What's a STEM crisis?
I've recently been reading a bit about a possible "STEM crisis", or lack of one, mostly in IEEE Spectrum, but also on The Conversation. "STEM" is an acronym for "Science, Technology, Engineering and Mathematics", and the crisis, if it exists, is supposed to be caused by a shortage of graduates in STEM disciplines.
The disputants seem to me to be asking two somewhat different questions. STEM enthusiasts like professional societies and chief scientists start with the assumption that STEM is a good thing that we should be doing more of, and argue that we should therefore have more STEM graduates to do it. Economists and out-of-work STEM graduates start with the observation that there are already numerous un- and under-employed STEM graduates, and argue that we should therefore have less of them.
These two views are perfectly consistent if one accepts that we, as a society, ought to be doing more STEM. If so, the enthusiasts are really saying that there is a crisis in the amount of STEM being undertaken. STEM graduates experience this crisis as an inability to find work.

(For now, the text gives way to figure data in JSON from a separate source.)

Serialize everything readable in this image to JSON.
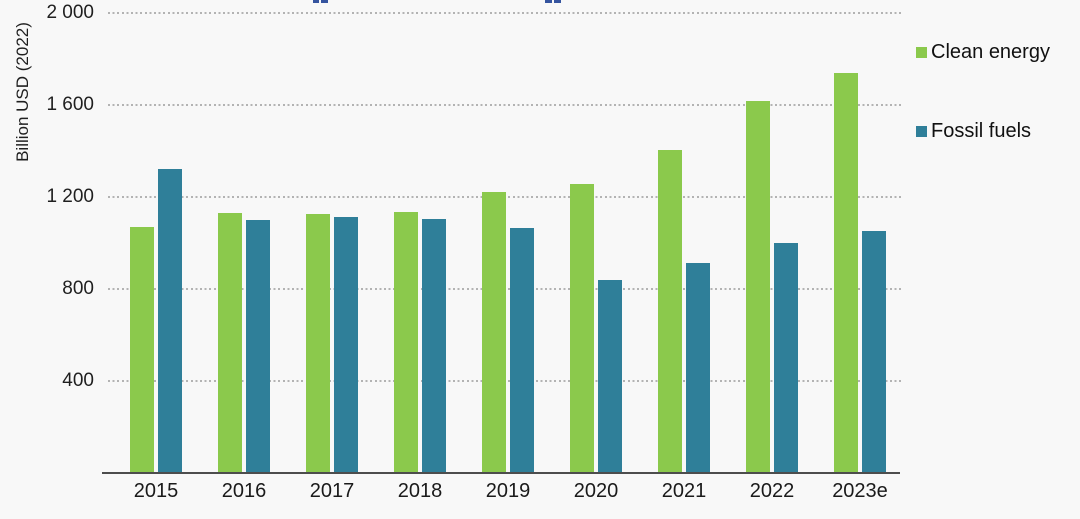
{
  "chart_data": {
    "type": "bar",
    "title": "",
    "ylabel": "Billion USD (2022)",
    "xlabel": "",
    "categories": [
      "2015",
      "2016",
      "2017",
      "2018",
      "2019",
      "2020",
      "2021",
      "2022",
      "2023e"
    ],
    "series": [
      {
        "name": "Clean energy",
        "color": "#8bc94c",
        "values": [
          1070,
          1130,
          1125,
          1135,
          1220,
          1255,
          1405,
          1615,
          1740
        ]
      },
      {
        "name": "Fossil fuels",
        "color": "#2f7f99",
        "values": [
          1320,
          1100,
          1110,
          1105,
          1065,
          840,
          910,
          1000,
          1050
        ]
      }
    ],
    "ylim": [
      0,
      2000
    ],
    "yticks": [
      400,
      800,
      1200,
      1600,
      2000
    ],
    "ytick_labels": [
      "400",
      "800",
      "1 200",
      "1 600",
      "2 000"
    ],
    "grid": "horizontal-dotted",
    "legend_position": "top-right"
  },
  "legend": {
    "items": [
      {
        "label": "Clean energy",
        "color": "#8bc94c"
      },
      {
        "label": "Fossil fuels",
        "color": "#2f7f99"
      }
    ]
  },
  "colors": {
    "background": "#f8f8f8",
    "axis_line": "#4d4d4d",
    "gridline": "#b3b3b3",
    "text": "#1a1a1a",
    "cropped_fragment_blue": "#35549f"
  }
}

How much STEM should we be doing? In the Conversation article cited above, Andrew Norton assumes that we should be doing exactly that STEM for which buyers are willing to pay (manifested in Norton's article by how many STEM graduates employers are willing to hire). Taken at face value, this is more or less the answer one gets from basic free market economics: if doing some STEM gets the greatest value out of all the ways buyers could use the resources involved, the buyers will pay for that STEM. If doing something else with those resources gives the buyers a greater benefit, the buyers will do something else.
I think that most people, however, would agree that a significant proportion of STEM has the character of what economists call a "public good". Public goods are items like defence forces and street lighting for which is difficult or impossible to charge people according to their individual use. Markets may under-invest in public goods since would-be investors can't extract payment for them even though buyers exist who would actually use them.
Norton implicitly assumes that the government has estimated the value of public STEM and invested a suitable amount of tax money into it, creating a matching demand for STEM graduates in government-funded programmes. I suspect that the enthusiasts, however, place more or less infinite value on STEM. For them, there will always be a "STEM crisis" because no amount of government or industry investment can ever realise such a value.